Jose Rodriguez-Santana:
They are not born with asthma. They are born with the predisposition. Is an opportunity to have collaboration with big people in centers like Metro and Jewish Health.
Max Seibold:
This study is going to give us one of the first glimpses into those early life factors behind someone developing asthma.
Speaker 1:
Max Seibold's group pioneered the study of viral gene expression and now that technique is being replicated across the country, across the world.
Hannah Wiberg:
National Jewish, they're amazing. They've helped me through the hardest experience in my life. Everybody has just kept me positive and fought for new drugs and meds and helped me find things. They never got stuck.
Jennifer Taylor-Cousar:
National Jewish Health has by far, the largest adult CF program in the country. We're doing over 30 research studies and we're really, really seeing a difference in what we can do for people with CF. Hannah's been on the medication for about two months and now because her lung function is so much better and she no longer needs a transplant, she can actually probably have a baby on her own some day.
Hannah Wiberg:
THat would be amazing, because I've always wanted to have kids. I'm like, "This is what life is like?" I feel like I'm a free bird right now.
Lauren Joy Lee:
After this operation, he really did reclaim a quality of life that he hadn't experienced for years.
Martin Block:
When I originally moved here, I got myself a handicapped placard, which I used all the time. Since the procedure, I still have that in my car, but more often than not when I'm in a parking lot. I can't bring myself to use it. I don't want to waste, I don't want to use a handicap spot when I don't need it.
Bill Charron:
What National Jewish Health did, was take her and us and her symptoms and professionally, methodically, sensitively, take it one by one to try to solve each problem, one at a time.
Sydney Charron:
I went on a bike and I worked out for a while.

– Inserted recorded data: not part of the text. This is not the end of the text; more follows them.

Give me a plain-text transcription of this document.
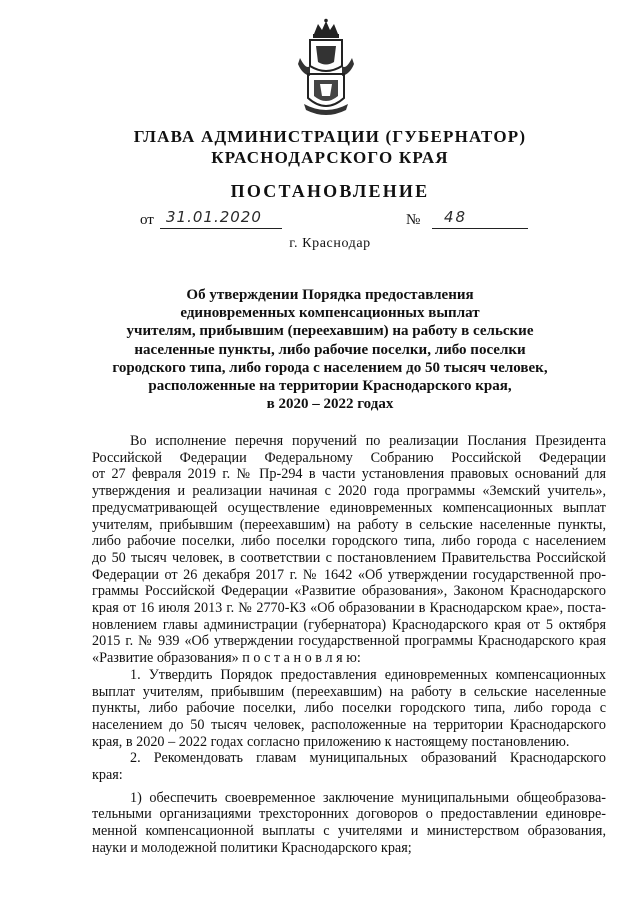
ГЛАВА АДМИНИСТРАЦИИ (ГУБЕРНАТОР)
КРАСНОДАРСКОГО КРАЯ
ПОСТАНОВЛЕНИЕ
от 31.01.2020	№ 48
г. Краснодар
Об утверждении Порядка предоставления
единовременных компенсационных выплат
учителям, прибывшим (переехавшим) на работу в сельские
населенные пункты, либо рабочие поселки, либо поселки
городского типа, либо города с населением до 50 тысяч человек,
расположенные на территории Краснодарского края,
в 2020 – 2022 годах
Во исполнение перечня поручений по реализации Послания Президента
Российской Федерации Федеральному Собранию Российской Федерации
от 27 февраля 2019 г. № Пр-294 в части установления правовых оснований для
утверждения и реализации начиная с 2020 года программы «Земский учитель»,
предусматривающей осуществление единовременных компенсационных выплат
учителям, прибывшим (переехавшим) на работу в сельские населенные пункты,
либо рабочие поселки, либо поселки городского типа, либо города с населением
до 50 тысяч человек, в соответствии с постановлением Правительства Российской
Федерации от 26 декабря 2017 г. № 1642 «Об утверждении государственной про-
граммы Российской Федерации «Развитие образования», Законом Краснодарского
края от 16 июля 2013 г. № 2770-КЗ «Об образовании в Краснодарском крае», поста-
новлением главы администрации (губернатора) Краснодарского края от 5 октября
2015 г. № 939 «Об утверждении государственной программы Краснодарского края
«Развитие образования» п о с т а н о в л я ю:
1. Утвердить Порядок предоставления единовременных компенсационных
выплат учителям, прибывшим (переехавшим) на работу в сельские населенные
пункты, либо рабочие поселки, либо поселки городского типа, либо города с
населением до 50 тысяч человек, расположенные на территории Краснодарского
края, в 2020 – 2022 годах согласно приложению к настоящему постановлению.
2. Рекомендовать главам муниципальных образований Краснодарского
края:
1) обеспечить своевременное заключение муниципальными общеобразова-
тельными организациями трехсторонних договоров о предоставлении единовре-
менной компенсационной выплаты с учителями и министерством образования,
науки и молодежной политики Краснодарского края;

Then they found that the throat tightening feeling is real, but it's not life-threatening.
Pia Hauk:
It was a complicated case, but we were able to peel the layers off. We found that uncontrolled asthma reflux, vocal cord dysfunction, and anxiety all contributed to her symptoms. By managing all of these individual components, we could make her feel better.
Deb Charron:
Just knowing her life actually isn't in danger was so freeing.
Bill Charron:
We are so grateful for what they did. It was just an unbelievable stewardship through a very, very murky place.
Deb Charron:
I mean, I think we were walking on air. It felt like the doors were opening again for us.
Bill Charron:
We go out to restaurants. We're back on family vacations. She's out there living life again, and she's happy. I can very heartily say, "Thank you National Jewish."
Hannah Wiberg:
National Jewish Health.
Sydney Charron:
National Jewish Health, breathing science is life.
Max Seibold:
Breathing science is life.
Martin Block:
At National Jewish Health, breathing science is life.